17 mars 2012
>> Luc Chaput
Depuis 30 ans, René Rozon et son équipe du FIFA ont fait de Montréal un rendez-vous majeur sur le plan international dans la diffusion du film sur l’art (lire à ce sujet l’entrevue dans le nº 277 de la revue, p.12-13). Tentant de couvrir tous les secteurs de l’art y compris certains plus pointus qui peuvent ne pas être considérés comme des pratiques artistiques par certains, le festival présente donc comme à chaque année un très large éventail d’œuvres dont voici quelques coups de cœur.
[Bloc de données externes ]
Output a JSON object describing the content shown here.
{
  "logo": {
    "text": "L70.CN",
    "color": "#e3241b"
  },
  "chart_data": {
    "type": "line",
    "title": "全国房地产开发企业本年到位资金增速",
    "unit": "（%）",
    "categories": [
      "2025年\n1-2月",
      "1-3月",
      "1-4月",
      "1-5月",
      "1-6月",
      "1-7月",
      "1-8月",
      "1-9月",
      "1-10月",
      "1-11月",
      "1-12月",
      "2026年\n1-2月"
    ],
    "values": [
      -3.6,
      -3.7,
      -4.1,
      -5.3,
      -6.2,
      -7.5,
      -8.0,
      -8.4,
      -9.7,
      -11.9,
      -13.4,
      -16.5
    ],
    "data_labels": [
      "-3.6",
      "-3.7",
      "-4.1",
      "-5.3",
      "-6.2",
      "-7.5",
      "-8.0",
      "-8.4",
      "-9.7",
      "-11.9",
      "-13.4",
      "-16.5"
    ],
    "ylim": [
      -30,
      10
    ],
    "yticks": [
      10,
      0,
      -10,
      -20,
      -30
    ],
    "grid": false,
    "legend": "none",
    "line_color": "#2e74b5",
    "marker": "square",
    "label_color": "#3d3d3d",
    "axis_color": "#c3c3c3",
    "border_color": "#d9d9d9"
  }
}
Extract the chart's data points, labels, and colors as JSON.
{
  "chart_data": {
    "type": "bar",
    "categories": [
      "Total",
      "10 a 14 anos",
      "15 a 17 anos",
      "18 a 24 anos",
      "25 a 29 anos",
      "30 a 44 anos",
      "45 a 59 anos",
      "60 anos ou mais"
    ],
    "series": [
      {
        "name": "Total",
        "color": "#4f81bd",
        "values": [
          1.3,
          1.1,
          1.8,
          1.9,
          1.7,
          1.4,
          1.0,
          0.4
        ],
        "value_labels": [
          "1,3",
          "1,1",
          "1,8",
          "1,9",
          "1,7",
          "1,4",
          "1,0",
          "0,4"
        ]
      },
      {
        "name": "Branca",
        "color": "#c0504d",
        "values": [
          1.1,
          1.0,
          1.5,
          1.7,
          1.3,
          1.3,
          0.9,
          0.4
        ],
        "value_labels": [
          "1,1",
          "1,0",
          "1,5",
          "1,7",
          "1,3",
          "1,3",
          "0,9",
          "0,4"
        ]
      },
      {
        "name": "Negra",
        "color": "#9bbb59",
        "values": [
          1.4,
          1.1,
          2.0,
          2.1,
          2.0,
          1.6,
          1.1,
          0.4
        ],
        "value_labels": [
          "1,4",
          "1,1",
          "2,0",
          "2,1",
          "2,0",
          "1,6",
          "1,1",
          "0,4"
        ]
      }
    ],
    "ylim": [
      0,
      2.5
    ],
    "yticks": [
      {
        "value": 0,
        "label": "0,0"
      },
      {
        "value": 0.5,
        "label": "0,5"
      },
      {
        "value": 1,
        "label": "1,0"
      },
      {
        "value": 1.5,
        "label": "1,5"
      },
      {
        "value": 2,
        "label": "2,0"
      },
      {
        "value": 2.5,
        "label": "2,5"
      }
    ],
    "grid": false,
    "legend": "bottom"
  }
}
Le film d’ouverture The Mill and the Cross de Lech Majewski est une reconstitution du travail de Peter Brueghel l’ancien pour le Portement de la croix en plaçant le spectateur dans l’époque tourmentée de sa création. Certains personnages, spécialement les soldats à tuniques rouges, prennent alors une signification grandissante dans l’établissement du lien entre œuvre et contexte. L’interprétation d’Hauer, York et Rampling pâlit quelque peu devant la pléthore de moyens anciens et nouveaux employés par le réalisateur pour nous faire entrer littéralement dans cette œuvre magistrale.
Ai Weiwei: Without Fear or Favour
Ce portrait empathique par le réalisateur Matthew Springford et l’animateur Alan Yentrob de cet artiste multidisciplinaire et touche-à-tout chinois qui participa à la contestation du régime, qui connut ensuite avec les Jeux Olympiques un rapprochement avec ce régime et qui permit la relance du travail artisanal dans une région de son pays en présentant une installation au Tate Modern de 100 millions de graines de tournesol en porcelaine toutes peintes à la main dont le symbolisme dans le temps et le lieu nous est démontré avec précision.
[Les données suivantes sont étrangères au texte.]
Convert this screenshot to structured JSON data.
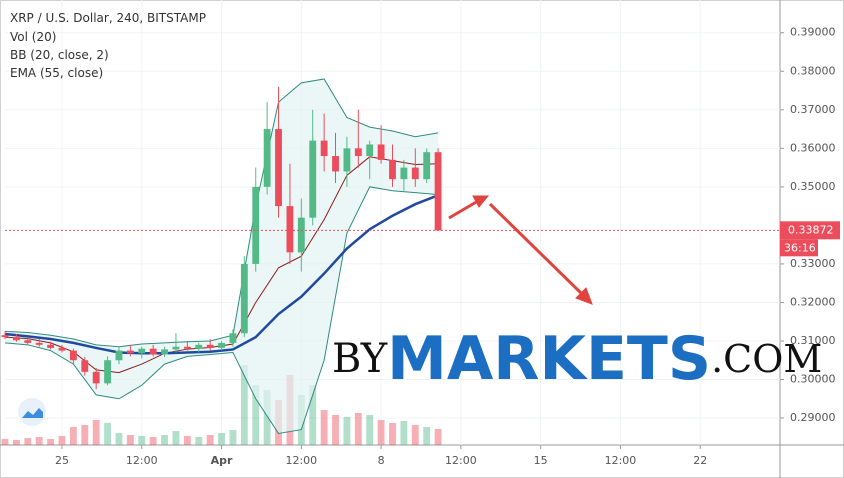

Ambassadeurs d’Holbein — Rendez-vous avec la mort
Le cinéaste français Erwan Bomstein-Erb décortique de diverses manières ces Ambassadeurs de Hans Holbein le Jeune, expliquant la place de l’anamorphose de la tête de mort mais aussi l’importance des divers instruments et des cartes qui forment le décor accompagnant ces deux personnages qui regardent directement le spectateur. Une musique de fond un peu trop insistante gâche le plaisir de ce cours d’histoire de l’art aux ramifications politiques.
Les cathédrales dévoilées
Gary Glassman avait déjà pour Nova à la télé américaine de PBS réalisé un documentaire sur les cathédrales gothiques et leurs secrets. Les cathédrales dévoilées, coréalisé avec Christine Le Goff, est une version plus complète et joyeusement instructive sur les allers-retours entre interrogations et réponses que s’échangent des chercheurs en employant les techniques les plus modernes pour ausculter ces chefs d’œuvre du Moyen-âge qui continuent encore à nous interpeller.
Version Vera
Du travail de Vera Moukhina, grande sculpteure soviétique, le cinéphile reconnaîtra peut-être le monument qui est le sigle de Mosfilm. Cet Ouvrier et la kolkhozienne par sa grandeur et sa force symbolise donc l’idéologie soviétique et la réalisatrice lettone Ilona Bruver, dans un très beau noir et blanc, intègre magistralement scènes avec acteurs et archives avec en narration lettres et journaux intimes pour nous tracer un portrait intime de cette femme aux prises avec l’Histoire et sa place dans le réalisme socialiste.
Voilà donc quelques-uns de ces films qui constituent comme à chaque année depuis 30 ans une invitation au voyage dans l’art sous toutes formes. Le festival a lieu à la Cinémathèque, au Musée des beaux-arts, au Centre canadien d’architecture et dans plusieurs autres salles. Jusqu’au 25 mars 2012.